Just days after returning from Paris, Pegula opened her title defense at the 1000-level Canadian Open. Holding off a slew of fierce opponents, Pegula won the event with a three-set victory over Amanda Anisimova in the final. The following week she reached the final at the Cincinnati Open, another 1000-level tournament, behind impressive victories over players like Karolina Muchova and Paula Badosa. She lost to Sabalenka 6-3, 7-5 in the final.
And, while many top players struggled in New York and blamed the grind of the summer’s grueling schedule, Pegula recorded the best major run of her career. She credited her involuntary breaks from the tour as part of the reason she remained “more fresh than probably everybody else.”
“In a weird way, it was almost a good thing looking back,” she added.
Kelly insisted Pegula’s previous 0-6 quarterfinal record was not something that actively haunted her sister. “I didn’t even realize how many quarters she had made until everyone else started talking about it,” she said. But some had speculated whether Pegula would ever get over the hump. And in order to do it at the US Open, she would have to beat then-world No. 1 and five-time major champion Iga Swiatek. Somehow she made it look easy with a 6-2, 6-4 victory.
“I’m so happy that you guys cannot ask me about making it to the semis [anymore],” Pegula joked with reporters after the match.
Knowles credited Pegula’s ability to block out the outside noise and focus on her own game for the breakthrough win.
“We really looked at that match in isolation, which is hard to do as an athlete,” Knowles said. “She was of course aware of the situation and who she was playing but we focused on just how well she was playing [going in] and what she could do to win that match. I think what she learned from that quarterfinal win was, ‘Hey, just execute the game plan and play to the best of your ability and whatever happens, happens.'”
Pegula used that lesson the following day in the semifinal against Muchova. Losing the first set 6-1 in just 30 minutes and falling into a 2-0 deficit to open the second set, Pegula refused to give up. She clawed her way back into the match and won 12 of the match’s last 16 games for the comeback victory. Less than 48 hours later she was nearly able to do the same against Sabalenka in the final. Down 3-0 in the second set, Pegula rattled off five consecutive games and a deciding set looked all but certain before Sabalenka found another gear.

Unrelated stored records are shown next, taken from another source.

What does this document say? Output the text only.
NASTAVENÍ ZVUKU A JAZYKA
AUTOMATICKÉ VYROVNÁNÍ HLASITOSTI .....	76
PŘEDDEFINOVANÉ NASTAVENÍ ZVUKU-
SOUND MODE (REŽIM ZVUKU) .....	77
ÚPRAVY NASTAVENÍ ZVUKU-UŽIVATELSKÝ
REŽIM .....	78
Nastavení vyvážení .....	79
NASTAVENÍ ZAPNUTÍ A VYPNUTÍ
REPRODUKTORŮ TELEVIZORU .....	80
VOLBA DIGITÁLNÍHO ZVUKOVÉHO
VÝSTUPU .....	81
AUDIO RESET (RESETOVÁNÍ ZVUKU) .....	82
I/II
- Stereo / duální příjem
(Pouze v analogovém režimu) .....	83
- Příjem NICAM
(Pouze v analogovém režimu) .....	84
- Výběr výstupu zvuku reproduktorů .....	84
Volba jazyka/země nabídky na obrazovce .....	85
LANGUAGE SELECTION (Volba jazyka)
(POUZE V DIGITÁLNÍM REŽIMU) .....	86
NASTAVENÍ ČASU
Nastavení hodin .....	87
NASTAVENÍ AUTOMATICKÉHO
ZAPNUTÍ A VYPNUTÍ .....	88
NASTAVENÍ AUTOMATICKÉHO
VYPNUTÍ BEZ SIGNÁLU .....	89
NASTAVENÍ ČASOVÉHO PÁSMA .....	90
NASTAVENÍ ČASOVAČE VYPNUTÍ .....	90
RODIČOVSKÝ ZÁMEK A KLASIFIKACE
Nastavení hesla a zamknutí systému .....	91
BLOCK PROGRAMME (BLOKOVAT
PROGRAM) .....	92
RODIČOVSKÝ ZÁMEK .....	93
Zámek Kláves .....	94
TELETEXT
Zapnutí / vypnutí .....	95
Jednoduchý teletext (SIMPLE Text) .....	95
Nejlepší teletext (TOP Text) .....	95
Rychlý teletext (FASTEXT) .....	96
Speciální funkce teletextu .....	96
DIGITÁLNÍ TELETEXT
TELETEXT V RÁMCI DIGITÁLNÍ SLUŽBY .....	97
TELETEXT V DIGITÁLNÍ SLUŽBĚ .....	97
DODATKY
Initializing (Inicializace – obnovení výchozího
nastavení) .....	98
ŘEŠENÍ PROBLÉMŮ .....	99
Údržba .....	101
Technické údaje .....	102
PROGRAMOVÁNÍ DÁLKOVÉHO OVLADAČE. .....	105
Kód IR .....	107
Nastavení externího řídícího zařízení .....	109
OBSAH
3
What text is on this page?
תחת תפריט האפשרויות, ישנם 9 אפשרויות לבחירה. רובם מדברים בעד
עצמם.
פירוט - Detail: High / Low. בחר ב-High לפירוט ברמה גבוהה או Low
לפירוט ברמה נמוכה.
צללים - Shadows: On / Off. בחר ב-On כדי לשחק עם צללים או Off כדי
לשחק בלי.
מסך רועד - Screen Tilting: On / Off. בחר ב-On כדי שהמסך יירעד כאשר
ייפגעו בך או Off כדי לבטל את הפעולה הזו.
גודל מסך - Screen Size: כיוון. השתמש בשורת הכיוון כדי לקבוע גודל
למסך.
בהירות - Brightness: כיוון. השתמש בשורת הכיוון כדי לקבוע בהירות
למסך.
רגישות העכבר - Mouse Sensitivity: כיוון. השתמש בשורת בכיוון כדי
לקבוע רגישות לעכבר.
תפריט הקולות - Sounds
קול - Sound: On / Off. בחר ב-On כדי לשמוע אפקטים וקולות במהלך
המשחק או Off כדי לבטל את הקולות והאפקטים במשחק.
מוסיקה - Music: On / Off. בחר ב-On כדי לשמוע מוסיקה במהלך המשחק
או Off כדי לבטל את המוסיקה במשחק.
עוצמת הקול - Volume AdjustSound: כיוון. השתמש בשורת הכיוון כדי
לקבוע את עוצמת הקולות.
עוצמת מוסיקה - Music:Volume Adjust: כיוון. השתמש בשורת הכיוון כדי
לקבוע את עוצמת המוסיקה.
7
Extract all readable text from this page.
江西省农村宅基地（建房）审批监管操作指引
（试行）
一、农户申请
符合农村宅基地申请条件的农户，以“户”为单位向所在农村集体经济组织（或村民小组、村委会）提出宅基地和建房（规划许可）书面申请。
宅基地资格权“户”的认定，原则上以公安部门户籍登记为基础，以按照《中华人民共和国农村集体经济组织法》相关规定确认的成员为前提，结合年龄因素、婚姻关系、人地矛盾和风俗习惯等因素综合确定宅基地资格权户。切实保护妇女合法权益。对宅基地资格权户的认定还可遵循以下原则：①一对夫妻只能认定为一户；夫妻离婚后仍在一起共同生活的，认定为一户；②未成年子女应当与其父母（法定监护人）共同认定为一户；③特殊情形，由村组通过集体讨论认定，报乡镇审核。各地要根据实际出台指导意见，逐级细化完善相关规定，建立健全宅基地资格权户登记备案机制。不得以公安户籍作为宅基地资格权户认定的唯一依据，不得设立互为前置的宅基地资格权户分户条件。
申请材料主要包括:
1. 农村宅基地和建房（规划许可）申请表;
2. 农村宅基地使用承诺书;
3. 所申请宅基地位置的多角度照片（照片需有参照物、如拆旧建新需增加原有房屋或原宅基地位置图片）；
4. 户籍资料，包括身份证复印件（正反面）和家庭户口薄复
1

Pegula has won three matches in two tournaments since the US Open final and spent two weeks at home before heading to Riyadh, Saudi Arabia, for the WTA Finals. The tournament begins Saturday, with the eight players divided into two groups, and players facing everyone in their group round-robin style to determine who advances to the semifinals. Pegula is in the orange group with a trio of major champions in Swiatek, Coco Gauff and Barbora Krejcikova.
While she was a finalist in 2023, this year, even advancing to the semifinals will be a challenge. But Knowles believes Pegula’s final appearance in New York will prove invaluable at the tournament and beyond.
“I think she always had the belief that she could make a Grand Slam final, but now that’s been validated and her mindset has now shifted to, ‘I’m showing up to win this event’ before every tournament she plays,” Knowles said. “She is one of the toughest athletes I’ve ever been around. I think a lot of people don’t realize that, but you can see it when she saves match points, she just has this dogged determination that is innate.
“She just wants to keep improving, keep tinkering, keep learning. She just has a zest, an appetite for being great. We have to peel her off the practice court, we have to take the balls, take the racket away. The way people think of Kobe Bryant never wanting to get out of the gym? It’s like that. It’s a unique quality and, like Kobe and other great athletes, she’s just special.”